Nous ouvrons le beau livre de Sylvie Fab­re G., paru aux édi­tions L’Amouri­er, après avoir enten­du le titre : Frère humain. Nous voici prêts. Le sceau du titre nous engage sur la voie de la fra­ter­nité d’avec notre prochain. Un livre fouil­lant la fra­ter­nité humaine en tant que poé­tique, cela donne à rêver ce que nous allons peut-être y trou­ver. Et les pre­miers poèmes nous met­tent sur le chemin d’une parole aride, con­tenue, ser­rée, où la dureté le dis­pute à la lucid­ité douloureuse, celle capa­ble d’user de ses charmes pour trans­fig­ur­er un état des lieux en sup­plé­ment d’espace.

 

Elle cherche le mort
le trou­ve sur la page, prodigieux
tant de blond allié à tant d’air

 

Ce qui ani­me les lèvres est la mort qui “si féro­ce­ment bouge”. Une poé­tique humaine va donc ici se fonder, appuyée sur la mort, et les images déployées vont aug­menter d’une beauté glacée, et donc au con­tact brûlant, la peau de l’âme en appel de fra­ter­nité. L’om­niprésence de la neige, dont Pierre Dhain­aut dans sa remar­quable pré­face nous indique qu’elle efface les traces, les repères, et glace le quo­ti­di­en, ren­force la présence de l’ab­sence dans son para­doxale sur­gisse­ment. La neige.
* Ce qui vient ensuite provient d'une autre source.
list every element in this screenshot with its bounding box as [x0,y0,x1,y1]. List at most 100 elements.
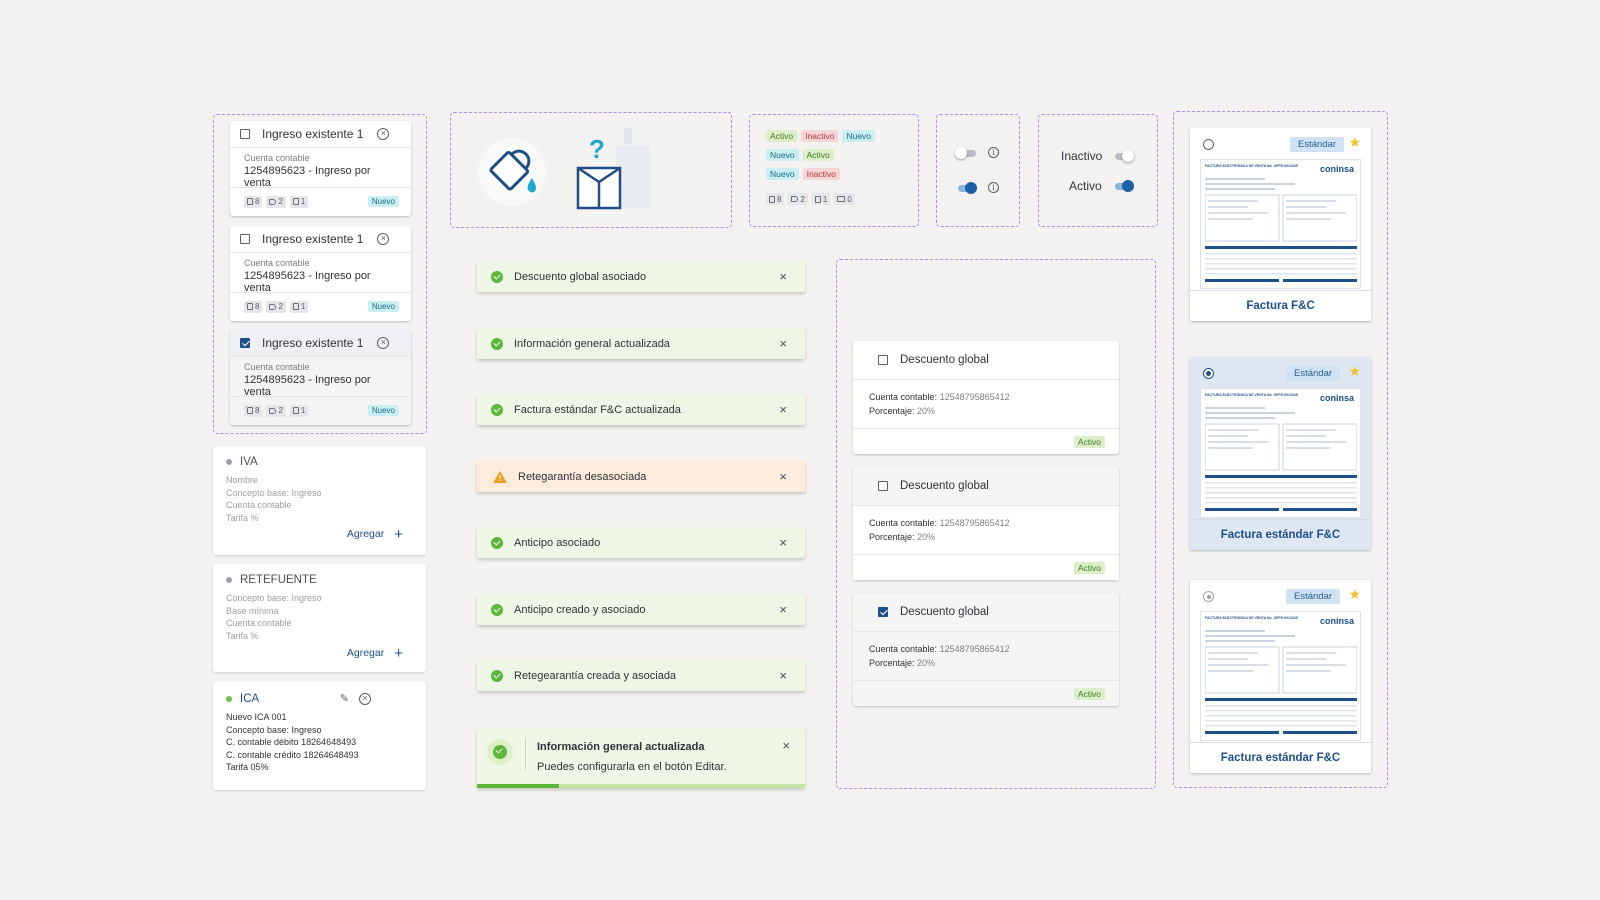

La parole, assim­ilée d’en­trée à des “rais de pous­sières”, image en sus­pen­sion dans l’air et pro­je­tant dans le regard l’é­clat impal­pa­ble que la grâce de la lumière nous rend silen­cieuse­ment tangible.

Une fra­ter­nité ren­due par le relief d’élé­ments frag­iles. L’écri­t­ure con­firme cet équili­bre pré­caire de l’hu­main en sa fra­ter­nité, par la mul­ti­pli­ca­tion des rejets sug­gérant des frac­tures, comme une parole bran­lante sur le fil de la vie. Mais ce procédé ren­force dans le même mou­ve­ment le fil du souf­fle qui rejette au vers suiv­ant la con­tin­u­a­tion de la res­pi­ra­tion hale­tante, au souf­fle court. Atti­tude titubante masquant la sureté de son tra­jet mortel.

 

si vite, si vite
la neige aus­si manque
de temps mais pas d’éternité
pour bat­tre le rappel

 

Chant ténu fait d’im­ages et de con­struc­tion dynamique, mais brodé d’im­ages — par­don — étincelantes.

 

Dans l’en-bas de la tombe
l’abeille de sa voix encore
bour­donne au suc de l’inachevé
poème qui fuit maintenant
l’alti­tude d’une parole

 

Cet étin­celle­ment dis­cret, comme incrusté par défaut dans la fibre des vers, n’at­ténue pas la fausse joie du poème. Tout appel à l’é­clat est con­tre­bal­ancé par l’am­pleur démesurée de son ombre :

 

A l’orée du bois, aujour­d’hui l’habitation
du bou­quet — sur le vert la cendre
ros­es filantes de la finitude
le présage et le germe
le terme et le chant d’avenir
l’at­tire dans son effu­sion de rouge
ce qui n’est plus au cœur de ce qui est
demeure en un lent évanouissement.

 

Mort. Cer­cueil. Effon­drement. Echouage. Inc­inéra­tion. Cen­dres. Squelet­tiques. Deuil. Effacé. Taris. Meur­tri. Le champ lex­i­cal de la dis­pari­tion pro­lifère comme un can­cer de mots lorsqu’on s’en­fonce plus pro­fond dans le livre. Le poème est un pis-aller à la mort qui emporte même le poème. La neige réap­pa­raît en par­tie finale de cette pro­ces­sion funèbre. Chaque mot aligné, vêtu de l’habit du deuil, forme une danse macabre ouverte sur le des-espoir, c’est à dire l’ab­sence d’e­spérance empor­tant la parole dans sa disparition.

“La mort n’a pas le dernier mot”, nous ras­sure Pierre Dhain­aut au sor­tir de sa pré­face, avant de pour­suiv­re : “avec l’amour, avec l’amour quand il affronte la mort, il n’y a pas de dernier mot”.

Il y a l’ab­sence, nous sug­gère Sylvie Fab­re G. L’ab­sence pri­vant le Frère humain du dernier mot.